Conditions such as diabetes, thyroid problems, migraines, anemia, hyperlipidemia, and autoimmune disorders such as rheumatoid arthritis and lupus have all been associated with tinnitus. Vitamin B12 is another cause, and easily corrected. Depression has also been strongly associated with tinnitus, and the presence of tinnitus alongside #depression can contribute to #suicidal ideation.


Treatment Options


Treating any one of these issues is the key to resolving tinnitus, which should not be ignored but there are other options as well, such as behavioral treatment. Tinnitus retraining therapy (TRT) is an individualized program that is usually administered by an audiologist or a tinnitus treatment center. TRT combines sound masking and counseling from a trained professional. Typically, you wear a device in your ear that helps mask your tinnitus symptoms while you also receive directive counseling. Over time, TRT may help you notice tinnitus less and feel less distressed by your symptoms.
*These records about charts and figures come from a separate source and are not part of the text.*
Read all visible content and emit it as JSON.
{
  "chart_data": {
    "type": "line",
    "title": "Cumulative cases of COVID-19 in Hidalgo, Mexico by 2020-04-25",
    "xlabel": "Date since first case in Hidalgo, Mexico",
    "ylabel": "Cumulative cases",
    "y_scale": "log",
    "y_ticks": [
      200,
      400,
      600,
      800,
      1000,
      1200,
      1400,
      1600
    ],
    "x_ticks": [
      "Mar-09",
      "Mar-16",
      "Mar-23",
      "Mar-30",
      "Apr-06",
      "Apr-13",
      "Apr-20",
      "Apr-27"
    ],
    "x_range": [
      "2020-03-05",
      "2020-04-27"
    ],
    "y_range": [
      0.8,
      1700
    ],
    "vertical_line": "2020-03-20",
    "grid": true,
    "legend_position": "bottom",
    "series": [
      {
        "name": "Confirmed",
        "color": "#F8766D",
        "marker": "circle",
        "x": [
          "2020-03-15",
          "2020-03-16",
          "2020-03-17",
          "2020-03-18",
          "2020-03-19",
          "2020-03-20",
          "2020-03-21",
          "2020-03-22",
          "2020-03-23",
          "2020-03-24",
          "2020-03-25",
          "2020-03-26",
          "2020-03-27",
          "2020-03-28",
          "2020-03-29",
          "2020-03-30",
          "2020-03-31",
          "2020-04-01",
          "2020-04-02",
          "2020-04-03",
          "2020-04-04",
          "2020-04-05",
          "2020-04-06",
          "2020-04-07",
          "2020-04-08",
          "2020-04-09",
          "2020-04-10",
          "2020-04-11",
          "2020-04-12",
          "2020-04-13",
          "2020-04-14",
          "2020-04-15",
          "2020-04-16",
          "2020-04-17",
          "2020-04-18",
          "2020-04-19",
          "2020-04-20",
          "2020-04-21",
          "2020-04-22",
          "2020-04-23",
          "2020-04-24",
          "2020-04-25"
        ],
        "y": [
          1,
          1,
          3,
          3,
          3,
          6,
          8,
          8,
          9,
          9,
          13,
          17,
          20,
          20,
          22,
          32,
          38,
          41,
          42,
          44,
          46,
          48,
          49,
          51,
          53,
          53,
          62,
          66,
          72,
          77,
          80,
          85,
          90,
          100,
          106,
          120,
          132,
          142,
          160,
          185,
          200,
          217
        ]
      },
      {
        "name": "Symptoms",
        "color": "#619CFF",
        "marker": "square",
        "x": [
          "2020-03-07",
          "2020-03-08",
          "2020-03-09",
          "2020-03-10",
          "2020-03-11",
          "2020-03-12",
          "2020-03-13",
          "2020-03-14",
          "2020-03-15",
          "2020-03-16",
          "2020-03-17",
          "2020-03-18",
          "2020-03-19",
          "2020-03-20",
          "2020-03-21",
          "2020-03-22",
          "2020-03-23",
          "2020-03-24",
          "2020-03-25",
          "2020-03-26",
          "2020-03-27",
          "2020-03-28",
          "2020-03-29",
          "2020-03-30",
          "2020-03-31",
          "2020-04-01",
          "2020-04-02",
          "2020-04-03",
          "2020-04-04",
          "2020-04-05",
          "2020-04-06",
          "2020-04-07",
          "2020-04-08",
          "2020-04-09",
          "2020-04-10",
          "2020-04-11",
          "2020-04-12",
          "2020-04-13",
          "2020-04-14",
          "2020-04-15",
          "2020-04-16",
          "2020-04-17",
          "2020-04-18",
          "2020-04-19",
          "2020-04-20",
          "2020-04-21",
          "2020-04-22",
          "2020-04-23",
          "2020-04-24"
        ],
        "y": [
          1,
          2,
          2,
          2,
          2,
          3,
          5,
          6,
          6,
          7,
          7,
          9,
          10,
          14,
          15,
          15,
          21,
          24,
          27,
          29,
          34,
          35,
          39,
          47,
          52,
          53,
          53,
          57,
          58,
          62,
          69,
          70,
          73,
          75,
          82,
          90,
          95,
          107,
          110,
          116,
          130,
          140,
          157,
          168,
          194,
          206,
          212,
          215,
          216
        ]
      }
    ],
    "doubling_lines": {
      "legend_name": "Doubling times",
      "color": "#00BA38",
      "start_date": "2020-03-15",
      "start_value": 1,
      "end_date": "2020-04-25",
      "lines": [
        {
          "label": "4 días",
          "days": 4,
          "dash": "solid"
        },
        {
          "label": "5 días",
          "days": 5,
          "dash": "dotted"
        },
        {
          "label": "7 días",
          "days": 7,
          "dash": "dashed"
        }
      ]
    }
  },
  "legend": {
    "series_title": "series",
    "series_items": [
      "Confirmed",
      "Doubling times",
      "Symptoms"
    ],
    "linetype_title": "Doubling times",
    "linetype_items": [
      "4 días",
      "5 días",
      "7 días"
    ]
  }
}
Cognitive behavioral therapy (CBT) or other forms of counseling can also be helpful. A licensed mental health professional or psychologist can help you learn coping techniques to make tinnitus symptoms less bothersome. Counseling can also help with other problems often linked to tinnitus, including anxiety and depression. Many mental health professionals offer CBT for tinnitus in individual or group sessions, and CBT programs are also available online.


Medications


Drugs can't cure tinnitus, but in some cases they may help reduce the severity of symptoms or complications. To help relieve your symptoms, your doctor may prescribe medication to treat an underlying condition or to help treat the anxiety and depression that often accompany tinnitus.


Thinking Outside the Box


Researchers are investigating whether magnetic or electrical stimulation of the brain can help relieve symptoms of tinnitus. Examples include transcranial magnetic stimulation (TMS) and deep brain stimulation.


If your ears are ringing, there might also be a spiritual reason. A few clients of mine have shared that they recognized their own tinnitus initiated when they began to explore or connect more with the spiritual world, a shift in their vibrational state. This is a bit outside my expertise of course, but I share because this has been important to a few of my clients. Certainly, if you have new onset tinnitus, let's explore or rule out an underlying medical cause, but if it resonates with you that this might be spiritual or development of clairaudience, know that many times this may only happen during meditation or it may only happen at night, although some do hear it all day long.


References

Dalrymple, S. N., Lews, S. H., & Philman, S. (2021). Tinnitus: Diagnosis and management. American Family Physician, 103(11), 663-671.